You are viewing a plain text version of this content. The canonical link for it is here.
Posted to user@nutch.apache.org by remi tassing <ta...@gmail.com> on 2012/09/08 19:30:40 UTC

Escaping URL during redirection

Hi guys,

I'm not quite sure how to make Nutch follow the normalizer regular
expressions during redirection. I see some URLs are not properly escaped.

Any help?

Remi

Re: Escaping URL during redirection

Posted by remi tassing <ta...@gmail.com>.
Sorry, I think it works. I was trying 'parsechecker' and it doesn't apply
'regexnormalizer' rules by default.

So, case solved, thanks a lot!

On Sunday, September 9, 2012, Sebastian Nagel wrote:

> Redirects are filtered and normalized. It works for 1.4/1.5 and should for
> trunk.
> One subtlety: there is an extra scope for normalization of redirects
> ("fetcher").
> If scoped normalization rules/expressions are used don't forget to
> configure
> this scope with the appropriate regex-normalize rule file
> via property "urlnormalizer.regex.file.fetcher".
>
> On 09/08/2012 08:59 PM, Markus Jelsma wrote:
> > You mean the redirects followed by the fetcher (if enabled) are not
> passed through the filters and normalizers? You can open an issue for that
> and if possible provide a patch for trunk. An example of the fetcher
> following filtered and normalized outlinks can be found in the fetcher
> around line 1036.
> >
> >
> > -----Original message-----
> >> From:remi tassing <tassingremi@gmail.com <javascript:;>>
> >> Sent: Sat 08-Sep-2012 19:34
> >> To: user@nutch.apache.org <javascript:;>
> >> Subject: Escaping URL during redirection
> >>
> >> Hi guys,
> >>
> >> I'm not quite sure how to make Nutch follow the normalizer regular
> >> expressions during redirection. I see some URLs are not properly
> escaped.
> >>
> >> Any help?
> >>
> >> Remi
> >>
>
>

Re: Escaping URL during redirection

Posted by Sebastian Nagel <wa...@googlemail.com>.
Redirects are filtered and normalized. It works for 1.4/1.5 and should for trunk.
One subtlety: there is an extra scope for normalization of redirects ("fetcher").
If scoped normalization rules/expressions are used don't forget to configure
this scope with the appropriate regex-normalize rule file
via property "urlnormalizer.regex.file.fetcher".

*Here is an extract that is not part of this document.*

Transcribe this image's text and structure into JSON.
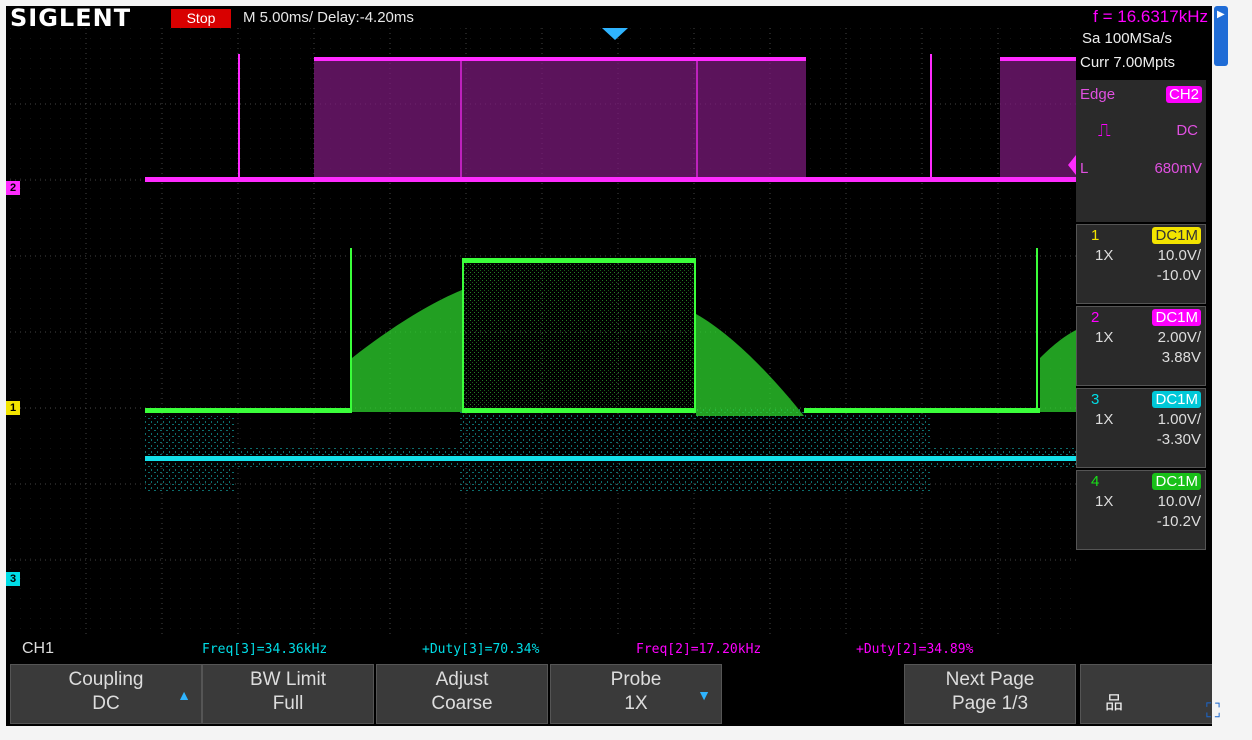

On 09/08/2012 08:59 PM, Markus Jelsma wrote:
> You mean the redirects followed by the fetcher (if enabled) are not passed through the filters and normalizers? You can open an issue for that and if possible provide a patch for trunk. An example of the fetcher following filtered and normalized outlinks can be found in the fetcher around line 1036.
>  
>  
> -----Original message-----
>> From:remi tassing <ta...@gmail.com>
>> Sent: Sat 08-Sep-2012 19:34
>> To: user@nutch.apache.org
>> Subject: Escaping URL during redirection
>>
>> Hi guys,
>>
>> I'm not quite sure how to make Nutch follow the normalizer regular
>> expressions during redirection. I see some URLs are not properly escaped.
>>
>> Any help?
>>
>> Remi
>>


RE: Escaping URL during redirection

Posted by Markus Jelsma <ma...@openindex.io>.
You mean the redirects followed by the fetcher (if enabled) are not passed through the filters and normalizers? You can open an issue for that and if possible provide a patch for trunk. An example of the fetcher following filtered and normalized outlinks can be found in the fetcher around line 1036.
 
 
-----Original message-----
> From:remi tassing <ta...@gmail.com>
> Sent: Sat 08-Sep-2012 19:34
> To: user@nutch.apache.org
> Subject: Escaping URL during redirection
> 
> Hi guys,
> 
> I'm not quite sure how to make Nutch follow the normalizer regular
> expressions during redirection. I see some URLs are not properly escaped.
> 
> Any help?
> 
> Remi
>